Description
Wave is a external tool that calculate cost of saving on each project. Talend can get the data via API of this server and the output of the API is excel file.
It is required to create a connection and setup the access time to allow Talend read the data. If Talend access out side of the allow time, it will not get the file.
The password is also required to reset every 6 months since the password will be expired
Wave Connection
How to create connection
1. Login https://solvay.mckinseywave.com/login/auth
2. Go to Data Connection
3. Click on ADD DATA CONNECTION
4. Enter the name of the connection and data/time that allow to access.
If not set schedule, it is required to login on the web in order to allow the access.
The time is GMT+1 time zone
5. It will generate URL endpoints, username and password. Click on generate password and save it.
Please note that each password will be expired every 6 months and the interface is required to access at least every 17 days, otherwise, the connection will be deactivated.

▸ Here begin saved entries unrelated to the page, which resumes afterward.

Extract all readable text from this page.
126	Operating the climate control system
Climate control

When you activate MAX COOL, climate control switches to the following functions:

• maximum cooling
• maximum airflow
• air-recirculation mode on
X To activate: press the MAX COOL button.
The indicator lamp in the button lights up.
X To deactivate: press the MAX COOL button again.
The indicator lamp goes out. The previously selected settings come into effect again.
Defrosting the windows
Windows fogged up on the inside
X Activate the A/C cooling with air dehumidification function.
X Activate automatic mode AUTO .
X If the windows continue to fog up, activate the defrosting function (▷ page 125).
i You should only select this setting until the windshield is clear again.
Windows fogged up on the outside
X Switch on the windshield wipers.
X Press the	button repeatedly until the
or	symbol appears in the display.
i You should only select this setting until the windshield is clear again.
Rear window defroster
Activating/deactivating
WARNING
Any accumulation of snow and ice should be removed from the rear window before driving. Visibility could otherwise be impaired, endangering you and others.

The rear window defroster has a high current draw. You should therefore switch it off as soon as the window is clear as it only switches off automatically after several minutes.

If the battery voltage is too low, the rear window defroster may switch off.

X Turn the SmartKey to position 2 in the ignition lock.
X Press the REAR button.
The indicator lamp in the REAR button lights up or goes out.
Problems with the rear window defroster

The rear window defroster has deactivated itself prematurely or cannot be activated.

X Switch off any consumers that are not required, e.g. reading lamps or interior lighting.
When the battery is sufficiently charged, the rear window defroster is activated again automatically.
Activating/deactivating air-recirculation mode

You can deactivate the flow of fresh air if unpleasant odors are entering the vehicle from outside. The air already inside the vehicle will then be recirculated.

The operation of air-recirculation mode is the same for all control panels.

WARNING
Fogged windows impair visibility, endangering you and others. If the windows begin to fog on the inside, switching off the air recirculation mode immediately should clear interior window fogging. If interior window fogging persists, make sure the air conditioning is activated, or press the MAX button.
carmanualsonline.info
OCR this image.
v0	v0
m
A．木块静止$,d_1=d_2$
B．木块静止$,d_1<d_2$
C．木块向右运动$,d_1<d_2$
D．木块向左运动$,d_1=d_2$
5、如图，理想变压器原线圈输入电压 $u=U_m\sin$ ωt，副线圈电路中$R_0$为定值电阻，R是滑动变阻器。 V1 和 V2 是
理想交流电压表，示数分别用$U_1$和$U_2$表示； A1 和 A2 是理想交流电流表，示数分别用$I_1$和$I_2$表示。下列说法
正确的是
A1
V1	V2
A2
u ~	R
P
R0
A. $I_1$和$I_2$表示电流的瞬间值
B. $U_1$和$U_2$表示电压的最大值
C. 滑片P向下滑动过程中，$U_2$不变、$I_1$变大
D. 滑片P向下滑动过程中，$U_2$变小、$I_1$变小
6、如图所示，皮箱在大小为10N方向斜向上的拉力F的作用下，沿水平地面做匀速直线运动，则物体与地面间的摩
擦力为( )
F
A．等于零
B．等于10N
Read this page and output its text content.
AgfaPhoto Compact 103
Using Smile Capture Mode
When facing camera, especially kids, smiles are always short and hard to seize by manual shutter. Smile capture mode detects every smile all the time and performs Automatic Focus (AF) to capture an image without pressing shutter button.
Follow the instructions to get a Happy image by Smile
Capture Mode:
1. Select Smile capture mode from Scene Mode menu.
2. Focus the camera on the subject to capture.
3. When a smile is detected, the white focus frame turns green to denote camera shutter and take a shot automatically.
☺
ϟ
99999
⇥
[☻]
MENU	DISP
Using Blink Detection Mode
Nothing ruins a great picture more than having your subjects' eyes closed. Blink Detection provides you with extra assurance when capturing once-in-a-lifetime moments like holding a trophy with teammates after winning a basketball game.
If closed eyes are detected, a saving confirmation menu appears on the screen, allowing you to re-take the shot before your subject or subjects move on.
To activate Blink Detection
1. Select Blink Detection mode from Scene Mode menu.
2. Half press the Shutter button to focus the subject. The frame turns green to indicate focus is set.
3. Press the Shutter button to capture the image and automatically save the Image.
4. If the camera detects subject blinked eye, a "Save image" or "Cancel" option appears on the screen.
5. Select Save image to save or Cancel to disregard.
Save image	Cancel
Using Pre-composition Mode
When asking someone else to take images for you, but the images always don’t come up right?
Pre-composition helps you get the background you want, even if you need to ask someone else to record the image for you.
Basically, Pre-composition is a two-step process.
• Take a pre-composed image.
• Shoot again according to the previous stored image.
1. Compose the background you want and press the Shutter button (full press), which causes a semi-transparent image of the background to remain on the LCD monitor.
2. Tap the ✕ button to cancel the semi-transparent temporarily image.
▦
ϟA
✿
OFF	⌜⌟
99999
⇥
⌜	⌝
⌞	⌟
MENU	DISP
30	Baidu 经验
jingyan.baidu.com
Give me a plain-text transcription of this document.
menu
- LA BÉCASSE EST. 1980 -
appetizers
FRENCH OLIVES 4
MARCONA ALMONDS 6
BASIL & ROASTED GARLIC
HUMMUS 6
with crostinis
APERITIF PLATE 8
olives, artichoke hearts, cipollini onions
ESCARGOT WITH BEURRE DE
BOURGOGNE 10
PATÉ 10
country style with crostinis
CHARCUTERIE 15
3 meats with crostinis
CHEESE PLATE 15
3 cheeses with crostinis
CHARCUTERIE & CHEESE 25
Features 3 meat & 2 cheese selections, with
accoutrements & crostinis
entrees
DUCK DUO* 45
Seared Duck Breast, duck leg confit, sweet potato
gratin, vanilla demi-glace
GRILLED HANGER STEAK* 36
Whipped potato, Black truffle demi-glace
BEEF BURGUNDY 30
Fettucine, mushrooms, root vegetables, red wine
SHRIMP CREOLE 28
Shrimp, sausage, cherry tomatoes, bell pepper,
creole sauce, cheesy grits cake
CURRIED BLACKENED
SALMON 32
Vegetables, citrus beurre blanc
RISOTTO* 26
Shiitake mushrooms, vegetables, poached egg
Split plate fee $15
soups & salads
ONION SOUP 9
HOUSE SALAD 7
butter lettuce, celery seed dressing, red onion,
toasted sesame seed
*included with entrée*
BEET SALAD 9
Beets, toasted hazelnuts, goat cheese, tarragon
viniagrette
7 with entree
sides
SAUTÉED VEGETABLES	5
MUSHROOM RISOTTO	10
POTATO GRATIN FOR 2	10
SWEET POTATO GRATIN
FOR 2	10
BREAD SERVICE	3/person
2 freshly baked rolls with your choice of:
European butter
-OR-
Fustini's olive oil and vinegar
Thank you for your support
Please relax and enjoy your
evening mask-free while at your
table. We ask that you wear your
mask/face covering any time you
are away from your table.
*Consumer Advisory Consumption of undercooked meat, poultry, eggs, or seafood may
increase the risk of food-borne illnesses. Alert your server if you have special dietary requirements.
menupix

How to change the access time
1. Login https://solvay.mckinseywave.com/login/auth
2. Go to Data Connections same as create connection
3. Right click on the connection that you want to change and select Update
4. Change date/time and click UPDATE
5. In case of the connector is deactivated, just mark it active here and keep login to the Wave in order to avoid deactivate.
How to reset password
1. Login https://solvay.mckinseywave.com/login/auth
2. Go to Data Connections same as create connection
3. Right click on the connection that you want to change and select Connect
4. Click on reset password
Talend
The Talend project is on DATA_OCEAN_DOMAIN_INDUSTRIAL
The project will required 4 sheets from the file output from the API. Then, in order to improve the performance of the loading and the size of data, the impactStar and SustainabilityImpactStar sheet are normalize into 2 tables
Detail job
- J001_WAVE_extraiction_to_GCS
- tJava to check l_VAR_WAVE_reload, true will get the file wave.xlsx, false will get from Wave API
- tHttpRequest to call Wave api in case l_VAR_WAVE_reload = false
- if return code = 200, the api will generate the file wave.xlsx
- if return code != 200, the the email will be sent to inform DataOps
- tSetGlobalVar to set current date for the snapshot value of this loading
- tFileInputExcel4 to read wave.xlsx on projectStar Sheet, then transform with tMap and save file to "WAV_IND_0000_0000_F001_[yyyyMMddHHmmss]_0000_F_D_project_star.csv"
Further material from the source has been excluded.